Riset Ensign Infosecurity: AI Mampu Percepat Serangan Siber dengan Biaya Lebih Rendah

Kurnia Nadya 16/09/2026 16:57 WIB

Penggunaan AI juga dapat menekan kebutuhan akan keahlian teknis yang umumnya diperlukan oleh peretas-peretas.

Riset Ensign Infosecurity: AI Mampu Percepat Serangan Siber dengan Biaya Lebih Rendah. (Foto: MNC Media)

IDXChannel—Hasil riset Ensign InfoSecurity 2026 bertajuk ‘Cyber Threat Landscape Report’ melaporkan bahwa artificial intelligence atau kecerdasan buatan (AI), mampu mempercepat aktivitas serangan siber sekaligus menekan biaya. 

Penggunaan AI juga dapat menekan kebutuhan akan keahlian teknis yang umumnya diperlukan oleh peretas-peretas pada masa sebelum kecerdasan buatan marak digunakan oleh masyarakat umum. 

Seperti diketahui, sebelumnya, umumnya serangan siber hanya dilakukan oleh orang-orang dengan keahlian tertentu di bidang informasi teknologi. Namun, dengan keberadaan artificial intelligence, serangan siber jadi semakin mudah dan murah untuk dilakukan. 

Dalam risetnya, Ensign InfoSecurity menguji kemampuan 10 model. Hasil riset itu menunjukkan bahwa seluruh model berhasil memperoleh akses awal ke lingkungan simulasi. 

Tiga model, yakni GPT-5.6 Sol dari OpenAI, Claude Opus 4.8 dari Anthropic, dan GLM-5.2 dari Z.AI, mencatat tingkat keberhasilan tinggi pada tujuh dari delapan tujuan serangan yang diuji. 

Adanya kesenjangan biaya operasional antara model menjadi faktor penentu akses pelaku terhadap kemampuan serangan AI. Meskipun mampu menembus akses awal, performa model AI mengalami penurunan ketika pengujian berlanjut ke tahapan serangan yang lebih kompleks. 

Selain itu, tidak ada model yang mencapai tingkat keberhasilan tinggi dalam menghindari sistem Endpoint Detection and Response (EDR) selama pengujian. Temuan ini menunjukkan bahwa mekanisme deteksi dan respons keamanan tetap berpotensi membatasi perluasan serangan setelah akses awal diperoleh.

Selain menguji kemampuan AI, laporan Ensign juga menyoroti bagaimana aktivitas ransomware di ASEAN meningkat dua kali lipat pada 2025. Laporan tersebut juga mencatat bahwa pencurian data semakin berperan sebagai tujuan serangan. 

Sementara itu, aktivitas hacktivisme mencapai 19,1 persen dan menyasar infrastruktur penting, termasuk sektor utilitas, energi, transportasi, dan telekomunikasi.

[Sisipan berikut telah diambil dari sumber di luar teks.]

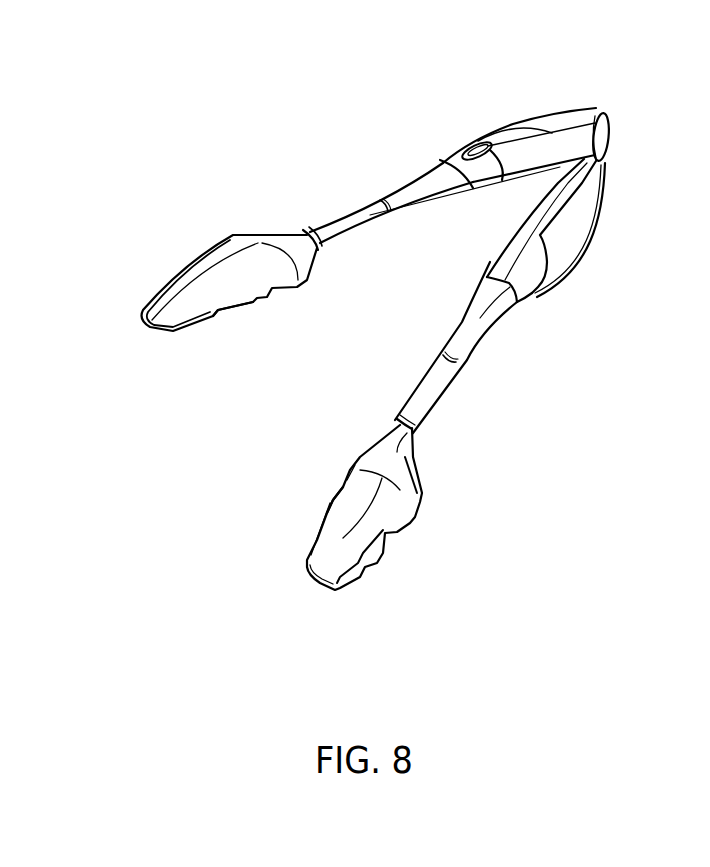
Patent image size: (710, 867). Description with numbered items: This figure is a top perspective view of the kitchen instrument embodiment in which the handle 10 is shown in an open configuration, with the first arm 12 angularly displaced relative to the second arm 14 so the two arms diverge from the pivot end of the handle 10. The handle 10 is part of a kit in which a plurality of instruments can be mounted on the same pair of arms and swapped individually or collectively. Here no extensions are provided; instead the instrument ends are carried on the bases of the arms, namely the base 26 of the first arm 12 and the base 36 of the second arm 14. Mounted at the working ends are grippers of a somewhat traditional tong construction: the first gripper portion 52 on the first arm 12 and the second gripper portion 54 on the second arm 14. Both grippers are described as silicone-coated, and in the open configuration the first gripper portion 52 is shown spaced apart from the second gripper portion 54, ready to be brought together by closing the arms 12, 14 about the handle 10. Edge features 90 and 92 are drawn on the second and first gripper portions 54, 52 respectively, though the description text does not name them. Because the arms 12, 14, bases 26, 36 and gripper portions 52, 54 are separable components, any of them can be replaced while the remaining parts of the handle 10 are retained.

The handle 10 is at (370, 339).
The first arm 12 is at (337, 250).
The second arm 14 is at (424, 392).
The base 26 is at (413, 192).
The base 36 is at (493, 313).
The first gripper portion 52 is at (138, 332).
The second gripper portion 54 is at (313, 588).
The second head edge 90 is at (320, 528).
The first head edge 92 is at (232, 315).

Adanya perkembangan ancaman terhadap sekuritas jaringan siber membuat Ensign mendorong setiap organisasi atau perusahaan untuk memperkuat fondasi keamanan siber melalui pemindaian aset yang dapat diakses dari internet, penerapan patch secara berkala, serta pengujian pertahanan terhadap model AI terbaru.

Melalui Ensign Cyber AI Range, Ensign berupaya memberikan gambaran mengenai kemampuan serangan model AI dan implikasinya terhadap strategi pertahanan siber organisasi di Asia Pasifik.